Si, es verdad que suelo ser algo terco cuando se trata de gustos. Cuando me preguntan, siempre digo que para llenarme en un -cien-, tiene que existir un híbrido entre la sencillez y la complejidad; luego progresar a crear un término que lo describa y así por fin poder responder. Me dicen "Hermano tú eres un peo, te gustan las mujeres que pasan desapercibidas, pero al conocerlas o detallarlas, son unos mujerones" quizás sea así, no lo sé, creo que con cualquiera que se atreva a tomar un café y a hablar de un millón de cosas sin terminar conmigo, es una mujer a quién mis ojos se le pueden encimar.
Hoy, luego de tanto, no tomo el detallar como prioridad y me voy más a lo humano, más a lo sentimental y esas cosas que uno solo ve en películas y vaina. Por encima del -rabito- del ojo me encandilé fuertemente con una sonrisa, una sonrisa que venía acompañada de una piel un poco tostada y e inocente a las marcas de raspón. Mi cabeza por un minuto pensó que podía dar la vuelta entera mirando a semejante paisaje, hasta que el cuello le avisó que eso no se podía hacer.
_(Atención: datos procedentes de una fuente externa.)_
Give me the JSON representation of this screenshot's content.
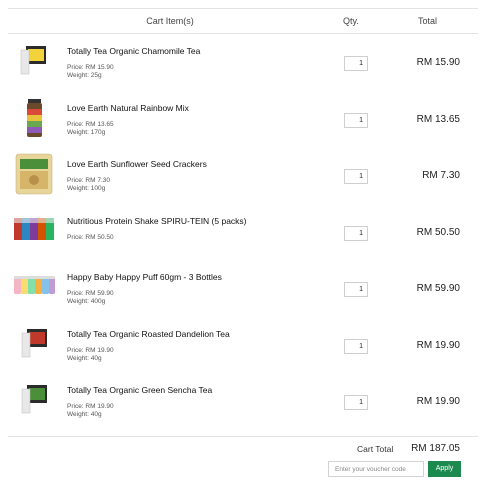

He aquí cuando me he simpatizado con la simpatía misma de unas pestañas gruesas y largotas y una risa chillona de niñita.
Ahora que empiezo a recordar me digo: ¡Muchacho! ¿Hace cuánto que no sentías esta vaina? estabas tú carajito...aaaay bien bonito...tú y que según que la imponencia que tal, de tan rudo que te la das y andas botando todas las reservas de saliva que tienes, esa seguro ni te para bola, a parte ni la conoces; bueno chico pero no te voy a negar que está bien linda, en medio de todas, a la única que le eché un ojito fue a ella, además esa cicatriz le da un toque sexy.
Rompí las barreras y empecé a hablarle, a saludarla, a tirarle de vez en cuando un piropito. Ella me respondía bien, pero yo más gallo que la palabra. Esa mujer me sonreía y las rodillas se me ponían más flojas que muela de vieja; la seguridad se me iba de repente, era una vaina loca pana, o sea, yo el carajo más extrovertido que conozco y temblando jajajajaja, que loco en serio. Lo bueno es que conseguí acercarme mucho y ella también se fue acercando a mí, todo fue tomando su rumbo.
O la invito a dar una vuelta o me quedo sin chance, me dije, pero no iba a pelar esa oportunidad. Para qué contar lo que sucedió alrededor de nosotros, si la verdad es que mi atención estaba puesta en esta mirada que solo me seducía y me mantenía en un rubor permanente. No sé cuantas veces nuestros ojos estuvieron viéndose y diciéndole a los de ella que me sentía en una nube de lo grande que fue el momento, un momento especial, uno de esos pocos momentos en la vida donde experimentas lo que es la cima en todos los sentidos. Un instante que se hizo fugaz al no querer despegar mis manos de esa cintura cuando la tenía al frente.
No sé qué me pasó, ni sé realmente qué me pasa ahora. Fue una noche donde la juventud vino y se quedó un largo rato, una noche donde el silencio y los nervios hablaron más fuerte que la charla. Un sueño que fue tan real, que no me ha dejado dormir aún. Me pongo a ver la vaina y veo que no importa lo que uno busque, si encuentras algo que te encanta, te encanta de la manera que sea, sin prejuicios y sin guevonadas. Pienso pienso y la careta que asumí hace algunos meses, desapareció por un instante prolongado y se encaprichó ocasionando una sonrisa en mi cara, borrando un contexto donde el ser yo mismo estaba haciendo falta. Luego de haber entrado en un nuevo episodio del amor, me di cuenta que no es muy complicado la cosa, que solo hicieron falta seis letricas nada más para estar en la cúspide que anhelaba.